The unrest came as city authorities announced anyone from Hubei, the central Chinese province where the outbreak began, would be denied entry until further notice.
City leader Carrie Lam has faced growing criticism over her administration's response to the crisis, including calls from some medical experts and politicians to close the border with the mainland.
Hong Kong has declared the novel coronavirus a public "emergency" – the city's highest warning tier – and on Saturday announced ramped-up measures to reduce the risk of further infections.
Among them was a plan to turn a newly built but currently empty public housing block in Fanling into a quarantine facility.
The buildings would be used to house people who may have come into contact with carriers of the virus as they wait to get tested, as well as frontline medical staff worried about infecting their families.
The city has diagnosed six positive cases of the virus so far.
Dozens of local residents and protesters opposed to the idea held rallies outside the complex on Sunday, with some setting up road blocks.
In the evening, police said assailants threw petrol bombs at the buildings.
An AFP photographer on the scene saw fierce flames coming from the entrance of two apartment blocks before firefighters got the blaze under control.
Riot police were on scene and protesters had left, although some local residents were arguing with officers who used pepper spray.
The Centre for Health Protection said the plan to turn the housing estate into a quarantine zone would be suspended.
The agency has already turned a holiday park in an isolated rural area into a working quarantine facility.
Two other holiday parks located away from major housing estates are also ready to be used as similar facilities.
But officials say they have struggled to find hotels and spare rooms for doctors and nurses working on the isolation wards where patients are being treated.
The virus outbreak comes at a time when Hong Kong is already boiling with widespread anti-government sentiment after seven months of often violent pro-democracy protests.
Chief executive Lam boasts record-low approval ratings while the police force is loathed in many neighbourhoods.

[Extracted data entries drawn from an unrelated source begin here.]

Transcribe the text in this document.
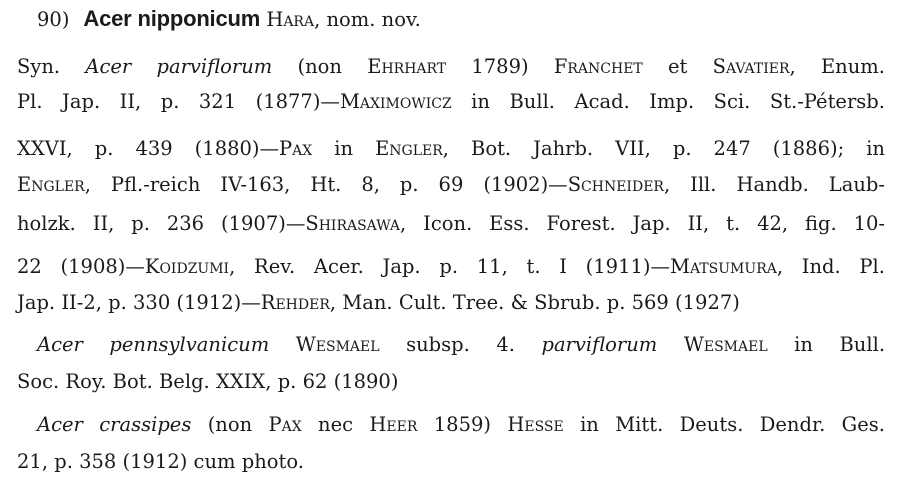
90) Acer nipponicum Hara, nom. nov.
Syn. Acer parviflorum (non Ehrhart 1789) Franchet et Savatier, Enum.
Pl. Jap. II, p. 321 (1877)—Maximowicz in Bull. Acad. Imp. Sci. St.-Pétersb.
XXVI, p. 439 (1880)—Pax in Engler, Bot. Jahrb. VII, p. 247 (1886); in
Engler, Pfl.-reich IV-163, Ht. 8, p. 69 (1902)—Schneider, Ill. Handb. Laub-
holzk. II, p. 236 (1907)—Shirasawa, Icon. Ess. Forest. Jap. II, t. 42, fig. 10-
22 (1908)—Koidzumi, Rev. Acer. Jap. p. 11, t. I (1911)—Matsumura, Ind. Pl.
Jap. II-2, p. 330 (1912)—Rehder, Man. Cult. Tree. & Sbrub. p. 569 (1927)
Acer pennsylvanicum Wesmael subsp. 4. parviflorum Wesmael in Bull.
Soc. Roy. Bot. Belg. XXIX, p. 62 (1890)
Acer crassipes (non Pax nec Heer 1859) Hesse in Mitt. Deuts. Dendr. Ges.
21, p. 358 (1912) cum photo.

The frequency and ferocity of protests have died down in the last six weeks, but sporadic clashes still take place.
On Sunday night, Lam's administration announced sweeping measures to curb arrivals from Hubei province.

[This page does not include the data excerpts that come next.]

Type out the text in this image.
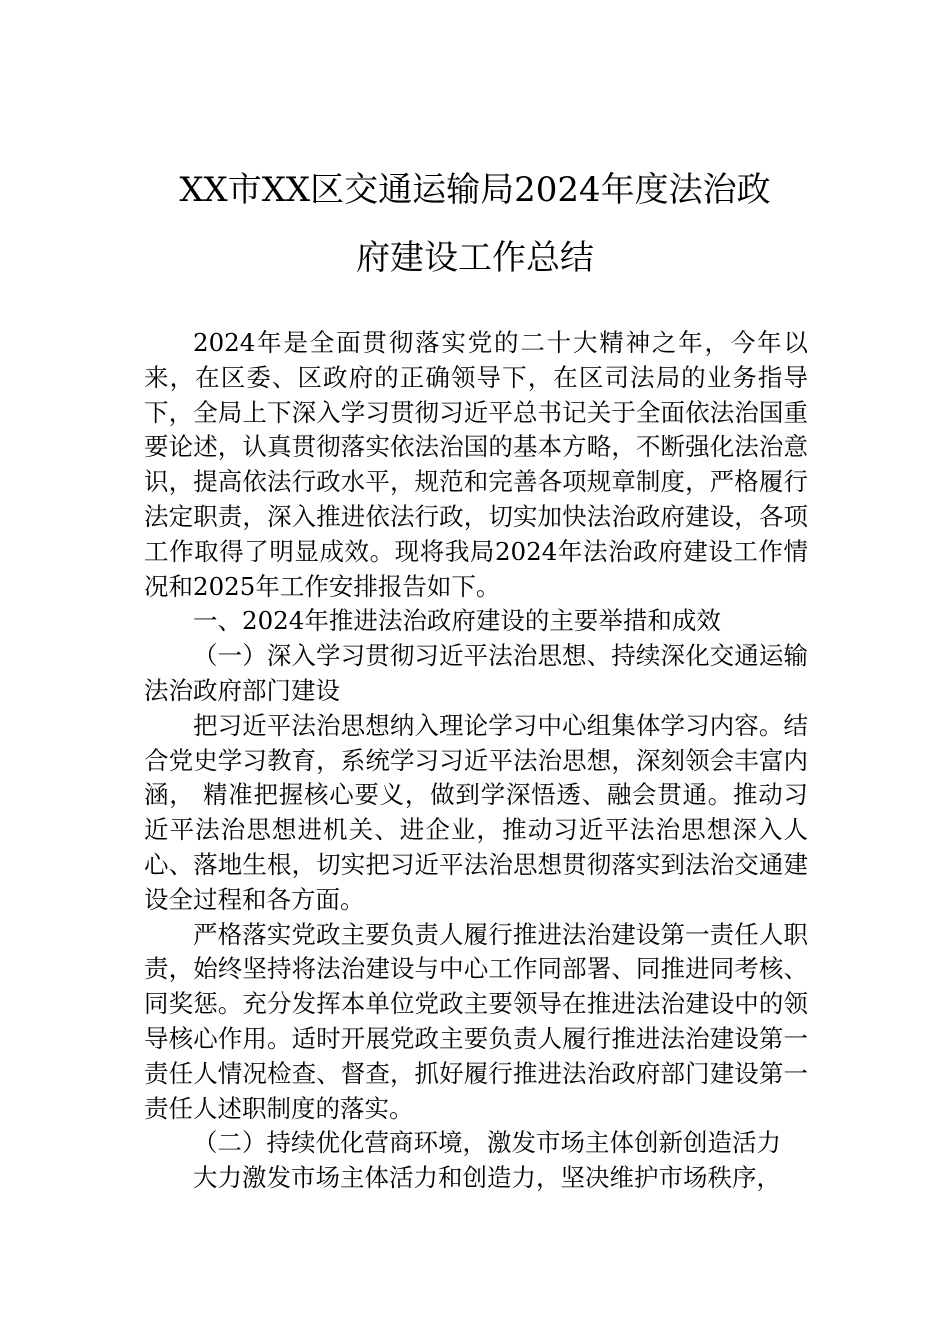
XX市XX区交通运输局2024年度法治政
府建设工作总结

2024年是全面贯彻落实党的二十大精神之年，今年以来，在区委、区政府的正确领导下，在区司法局的业务指导下，全局上下深入学习贯彻习近平总书记关于全面依法治国重要论述，认真贯彻落实依法治国的基本方略，不断强化法治意识，提高依法行政水平，规范和完善各项规章制度，严格履行法定职责，深入推进依法行政，切实加快法治政府建设，各项工作取得了明显成效。现将我局2024年法治政府建设工作情况和2025年工作安排报告如下。

一、2024年推进法治政府建设的主要举措和成效

（一）深入学习贯彻习近平法治思想、持续深化交通运输法治政府部门建设

把习近平法治思想纳入理论学习中心组集体学习内容。结合党史学习教育，系统学习习近平法治思想，深刻领会丰富内涵， 精准把握核心要义，做到学深悟透、融会贯通。推动习近平法治思想进机关、进企业，推动习近平法治思想深入人心、落地生根，切实把习近平法治思想贯彻落实到法治交通建设全过程和各方面。

严格落实党政主要负责人履行推进法治建设第一责任人职责，始终坚持将法治建设与中心工作同部署、同推进同考核、同奖惩。充分发挥本单位党政主要领导在推进法治建设中的领导核心作用。适时开展党政主要负责人履行推进法治建设第一责任人情况检查、督查，抓好履行推进法治政府部门建设第一责任人述职制度的落实。

（二）持续优化营商环境，激发市场主体创新创造活力

大力激发市场主体活力和创造力，坚决维护市场秩序，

All mainland residents of the province, as well as anyone who has visited in the last fortnight, would be denied entry.
Nearly 300 people were killed by SARS in 2003, a tragedy that left a profound psychological impact on one of the most densely populated places on earth.
The city's ability to combat the crisis was hampered by moves in mainland China to cover up and play down the outbreak, leaving a lasting legacy of distrust among many Hong Kongers.
Animosity towards China has intensified in recent years as Beijing tightens political control over the semi-autonomous territory and as mainlanders compete with locals for jobs, property and goods in the pricey city.